On Wed, 17 Jun 2020 at 00:21, Jason A. Donenfeld <Jason@...c4.com> wrote:
>
> Hi Rafael, Len,
>
> Looks like I should have CC'd you on this patch. This is probably
> something we should get into 5.8-rc2, so that it can then get put into
> stable kernels, as some people think this is security sensitive.
> Bigger picture is this:
>
> https://data.zx2c4.com/american-unsigned-language-2.gif
> https://data.zx2c4.com/american-unsigned-language-2-fedora-5.8.png
>
> Also, somebody mentioned to me that Microsoft's ACPI implementation
> disallows writes to system memory as a security mitigation. I haven't
> looked at what that actually entails, but I wonder if entirely
> disabling support for ACPI_ADR_SPACE_SYSTEM_MEMORY would be sensible.

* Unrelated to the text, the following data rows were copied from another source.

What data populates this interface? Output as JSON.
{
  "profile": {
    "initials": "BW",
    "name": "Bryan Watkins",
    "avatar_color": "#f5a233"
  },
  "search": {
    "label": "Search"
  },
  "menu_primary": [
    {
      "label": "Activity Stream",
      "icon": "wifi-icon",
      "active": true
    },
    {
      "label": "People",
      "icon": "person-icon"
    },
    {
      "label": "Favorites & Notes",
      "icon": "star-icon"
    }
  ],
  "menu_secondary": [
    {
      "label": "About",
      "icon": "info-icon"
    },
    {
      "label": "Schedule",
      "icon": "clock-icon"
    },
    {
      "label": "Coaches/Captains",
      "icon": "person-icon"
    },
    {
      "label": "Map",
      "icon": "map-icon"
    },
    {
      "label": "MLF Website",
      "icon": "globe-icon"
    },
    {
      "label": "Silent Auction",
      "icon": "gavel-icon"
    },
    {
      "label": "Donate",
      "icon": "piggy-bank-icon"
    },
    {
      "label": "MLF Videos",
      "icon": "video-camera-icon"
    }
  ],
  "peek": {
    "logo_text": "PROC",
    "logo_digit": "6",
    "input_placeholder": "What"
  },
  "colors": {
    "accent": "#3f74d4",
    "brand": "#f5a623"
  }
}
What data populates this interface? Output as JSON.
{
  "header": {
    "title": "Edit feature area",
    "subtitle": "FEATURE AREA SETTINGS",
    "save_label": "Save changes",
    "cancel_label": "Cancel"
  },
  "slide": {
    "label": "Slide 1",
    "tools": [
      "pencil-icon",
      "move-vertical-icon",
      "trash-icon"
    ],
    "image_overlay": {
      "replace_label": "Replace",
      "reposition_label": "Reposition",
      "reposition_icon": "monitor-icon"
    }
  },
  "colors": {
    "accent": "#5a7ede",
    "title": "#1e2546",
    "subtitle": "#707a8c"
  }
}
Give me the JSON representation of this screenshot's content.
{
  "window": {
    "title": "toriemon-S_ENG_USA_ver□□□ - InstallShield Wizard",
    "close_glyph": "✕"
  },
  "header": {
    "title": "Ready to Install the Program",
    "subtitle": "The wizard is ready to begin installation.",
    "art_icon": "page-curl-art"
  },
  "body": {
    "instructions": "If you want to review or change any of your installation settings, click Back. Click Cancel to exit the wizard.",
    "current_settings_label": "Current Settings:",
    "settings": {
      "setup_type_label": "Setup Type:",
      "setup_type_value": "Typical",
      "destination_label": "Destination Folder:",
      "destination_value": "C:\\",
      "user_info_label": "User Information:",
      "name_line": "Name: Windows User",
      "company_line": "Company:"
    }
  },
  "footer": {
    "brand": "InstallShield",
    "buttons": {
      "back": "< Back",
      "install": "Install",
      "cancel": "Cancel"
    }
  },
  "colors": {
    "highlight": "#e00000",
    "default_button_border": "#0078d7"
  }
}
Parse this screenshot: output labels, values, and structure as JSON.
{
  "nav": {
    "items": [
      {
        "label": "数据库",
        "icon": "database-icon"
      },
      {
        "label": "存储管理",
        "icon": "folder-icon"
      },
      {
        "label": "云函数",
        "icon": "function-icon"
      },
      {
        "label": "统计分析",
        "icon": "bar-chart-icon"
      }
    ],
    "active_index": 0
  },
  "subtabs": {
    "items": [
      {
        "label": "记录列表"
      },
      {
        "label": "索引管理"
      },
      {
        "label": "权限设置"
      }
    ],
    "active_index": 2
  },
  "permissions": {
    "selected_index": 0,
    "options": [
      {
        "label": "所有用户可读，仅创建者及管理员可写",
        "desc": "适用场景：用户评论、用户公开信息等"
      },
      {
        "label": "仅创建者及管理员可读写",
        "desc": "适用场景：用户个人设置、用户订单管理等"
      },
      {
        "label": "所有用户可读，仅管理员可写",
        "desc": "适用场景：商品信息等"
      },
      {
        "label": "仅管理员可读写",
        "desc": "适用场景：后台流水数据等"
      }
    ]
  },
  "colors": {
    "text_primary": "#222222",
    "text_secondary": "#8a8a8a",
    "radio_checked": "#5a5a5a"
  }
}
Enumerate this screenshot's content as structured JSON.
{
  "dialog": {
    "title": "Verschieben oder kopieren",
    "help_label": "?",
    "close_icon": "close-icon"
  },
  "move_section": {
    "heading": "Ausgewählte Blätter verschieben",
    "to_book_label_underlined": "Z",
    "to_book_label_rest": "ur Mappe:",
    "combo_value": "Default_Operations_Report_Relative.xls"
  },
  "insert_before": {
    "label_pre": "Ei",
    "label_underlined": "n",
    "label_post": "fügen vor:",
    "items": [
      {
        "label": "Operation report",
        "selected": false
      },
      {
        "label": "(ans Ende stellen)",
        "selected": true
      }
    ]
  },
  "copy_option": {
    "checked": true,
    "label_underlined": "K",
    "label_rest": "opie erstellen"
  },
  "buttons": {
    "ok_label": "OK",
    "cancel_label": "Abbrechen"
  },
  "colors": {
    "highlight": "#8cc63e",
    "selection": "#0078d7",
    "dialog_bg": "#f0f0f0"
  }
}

> I haven't looked at too many DSDTs. Would that break real hardware, or
> does nobody do that? Alternatively, the range of acceptable addresses
> for SystemMemory could exclude kernel memory. Would that break
> anything? Have you heard about Microsoft's mitigation to know more
> details on what they figured out they could safely restrict without
> breaking hardware? Either way, food for thought I suppose.
>

ACPI_ADR_SPACE_SYSTEM_MEMORY may be used for everything that is memory
mapped, i.e., PCIe ECAM space, GPIO control registers etc.

I agree that using ACPI_ADR_SPACE_SYSTEM_MEMORY for any memory that is
under the kernel's control is a bad idea, and this should be easy to
filter out: the SystemMemory address space handler needs the ACPI
support routines to map the physical addresses used by AML into
virtual kernel addresses, so all these accesses go through
acpi_os_ioremap(). So as a first step, it should be reasonable to put
a lockdown check there, and fail any access to OS owned memory if
lockdown is enabled, and print a warning if it is not.